The labs came back – anemic. Which is just a fancy word of saying I’m not consuming enough iron by a long shot. Whew. I knew something was off and this is an easy fix – taking some supplements, eating more spinach, and a few other dietary changes.

Not excited about all of them (I’ll spare you the details of my beef liver consumption) but I am excited to get my energy back. The whole experience made me think about something bigger:
AI is exceptional at confirming patterns. It's terrible at detecting when the pattern is wrong.
Today, most AI is doing:
Pattern recognition
Optimization
Classification
Prediction within bounded datasets (where you more or less set the boundary of the dataset)
It validates signals within a system.

My Oura Ring validated my recovery metrics through the boundaries of the dataset it was instructed to do so. It confirmed the hours I was sleeping and my heart rate during that period. That was the data it used to tell me my body was ready. It didn’t know to look for any other biological signs. It only knows what it's been taught to measure. And maybe that’s a good thing?
That's not a failure of the technology. That's just what it is.
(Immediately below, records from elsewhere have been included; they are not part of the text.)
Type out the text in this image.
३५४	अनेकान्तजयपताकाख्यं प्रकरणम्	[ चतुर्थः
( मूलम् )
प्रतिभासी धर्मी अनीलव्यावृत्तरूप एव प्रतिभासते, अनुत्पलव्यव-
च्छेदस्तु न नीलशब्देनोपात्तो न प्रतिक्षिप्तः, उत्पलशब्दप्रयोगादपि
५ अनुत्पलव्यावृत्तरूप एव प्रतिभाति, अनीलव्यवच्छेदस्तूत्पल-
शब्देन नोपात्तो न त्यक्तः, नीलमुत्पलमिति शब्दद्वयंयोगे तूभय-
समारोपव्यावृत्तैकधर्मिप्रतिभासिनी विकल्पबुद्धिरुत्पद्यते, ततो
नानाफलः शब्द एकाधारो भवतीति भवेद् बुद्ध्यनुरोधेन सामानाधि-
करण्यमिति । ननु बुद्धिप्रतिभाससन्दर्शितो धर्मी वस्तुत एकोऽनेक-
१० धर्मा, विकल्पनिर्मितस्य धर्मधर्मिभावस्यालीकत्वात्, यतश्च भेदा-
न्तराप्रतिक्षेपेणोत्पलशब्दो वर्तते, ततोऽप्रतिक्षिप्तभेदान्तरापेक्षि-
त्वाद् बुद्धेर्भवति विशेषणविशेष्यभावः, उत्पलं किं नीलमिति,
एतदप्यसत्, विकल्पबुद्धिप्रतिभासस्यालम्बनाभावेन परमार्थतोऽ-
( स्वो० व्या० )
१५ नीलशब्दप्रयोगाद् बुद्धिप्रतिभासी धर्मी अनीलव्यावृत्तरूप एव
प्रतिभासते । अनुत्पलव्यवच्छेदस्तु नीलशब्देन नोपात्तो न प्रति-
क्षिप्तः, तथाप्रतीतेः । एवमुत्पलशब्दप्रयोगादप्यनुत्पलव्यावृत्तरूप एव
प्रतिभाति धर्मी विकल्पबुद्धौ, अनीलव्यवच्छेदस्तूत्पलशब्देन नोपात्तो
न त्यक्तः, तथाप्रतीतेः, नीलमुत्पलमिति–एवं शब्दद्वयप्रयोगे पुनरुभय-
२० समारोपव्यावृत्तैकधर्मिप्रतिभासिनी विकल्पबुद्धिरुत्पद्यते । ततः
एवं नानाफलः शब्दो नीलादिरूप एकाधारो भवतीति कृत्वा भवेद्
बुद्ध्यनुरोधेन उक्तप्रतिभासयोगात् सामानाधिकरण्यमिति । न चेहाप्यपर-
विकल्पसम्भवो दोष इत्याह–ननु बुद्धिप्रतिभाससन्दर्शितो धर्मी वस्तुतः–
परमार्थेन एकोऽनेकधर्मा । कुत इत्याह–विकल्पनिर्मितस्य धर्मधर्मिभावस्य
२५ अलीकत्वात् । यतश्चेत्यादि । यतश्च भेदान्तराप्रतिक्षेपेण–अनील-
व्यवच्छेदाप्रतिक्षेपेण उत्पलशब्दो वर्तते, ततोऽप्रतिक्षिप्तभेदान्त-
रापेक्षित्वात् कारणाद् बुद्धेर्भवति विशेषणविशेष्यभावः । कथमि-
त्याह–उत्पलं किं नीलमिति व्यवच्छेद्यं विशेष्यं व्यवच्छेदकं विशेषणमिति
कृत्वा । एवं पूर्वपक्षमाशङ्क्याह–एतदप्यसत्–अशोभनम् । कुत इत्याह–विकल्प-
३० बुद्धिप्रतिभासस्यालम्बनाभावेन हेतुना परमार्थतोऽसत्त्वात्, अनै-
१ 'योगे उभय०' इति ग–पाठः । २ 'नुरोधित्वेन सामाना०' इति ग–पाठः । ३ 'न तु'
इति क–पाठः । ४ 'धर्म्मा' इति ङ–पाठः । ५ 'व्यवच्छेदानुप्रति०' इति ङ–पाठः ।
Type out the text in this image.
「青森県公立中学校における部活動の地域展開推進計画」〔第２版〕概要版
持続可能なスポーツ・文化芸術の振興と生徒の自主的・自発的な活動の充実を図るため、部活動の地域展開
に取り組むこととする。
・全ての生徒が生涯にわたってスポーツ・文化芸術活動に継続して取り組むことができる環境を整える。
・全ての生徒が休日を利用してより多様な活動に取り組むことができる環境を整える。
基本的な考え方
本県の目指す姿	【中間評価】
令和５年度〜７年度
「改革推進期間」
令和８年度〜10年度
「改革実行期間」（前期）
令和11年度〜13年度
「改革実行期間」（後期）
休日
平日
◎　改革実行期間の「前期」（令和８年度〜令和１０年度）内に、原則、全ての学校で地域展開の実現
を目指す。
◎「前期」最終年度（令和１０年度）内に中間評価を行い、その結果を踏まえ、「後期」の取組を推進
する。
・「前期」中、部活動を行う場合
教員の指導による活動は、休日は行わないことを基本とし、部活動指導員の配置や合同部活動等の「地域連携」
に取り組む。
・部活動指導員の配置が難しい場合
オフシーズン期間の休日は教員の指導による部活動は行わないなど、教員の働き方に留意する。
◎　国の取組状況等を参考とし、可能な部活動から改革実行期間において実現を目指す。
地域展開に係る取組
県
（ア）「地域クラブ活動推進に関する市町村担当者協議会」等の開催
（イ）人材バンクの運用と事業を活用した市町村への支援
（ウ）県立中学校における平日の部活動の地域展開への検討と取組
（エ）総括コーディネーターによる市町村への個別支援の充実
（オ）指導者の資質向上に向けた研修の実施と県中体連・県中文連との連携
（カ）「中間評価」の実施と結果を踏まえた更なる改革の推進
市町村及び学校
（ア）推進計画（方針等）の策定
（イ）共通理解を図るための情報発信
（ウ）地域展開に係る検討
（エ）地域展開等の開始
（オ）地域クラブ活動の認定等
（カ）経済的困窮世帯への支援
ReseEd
We're living in the era of validation – not prediction. AI is strongest at Stage 3, where it knows its stuff at validation and testing, but leaders live and breathe at Stages 2, 4, and 5: noticing the signal, interpreting what it means, and deciding what to do about it.
Great leaders can’t just read dashboards – they're this generation's Sherlock Holmes. They sniff around and they trust their instincts even when the metrics might say everything is fine. Leadership isn't about trusting the data, it's about knowing when to question it.

Right now, culturally, AI is being framed as a replacement. Investors talk about autonomy, media talks about superintelligence, and there’s fear AI is going to drastically minimize the workforce. But in practice? Most companies are using AI for validation, testing, A/B optimization, risk scoring, fraud detection, and pattern recognition. This is evolutionary, not revolutionary – it improves efficiency, but it doesn't replace human judgment at the top of the decision tree.
Validation isn't leadership. Leadership is interpretation and direction-setting.
My Oura Ring gave me data. My body gave me wisdom. I needed both, but I had to know which one to trust when they conflicted. That's the skill we need in the age of AI – not blind faith in dashboards, not rejection of technology, but the judgment to know when the pattern is wrong. Your body knows something the algorithm doesn't.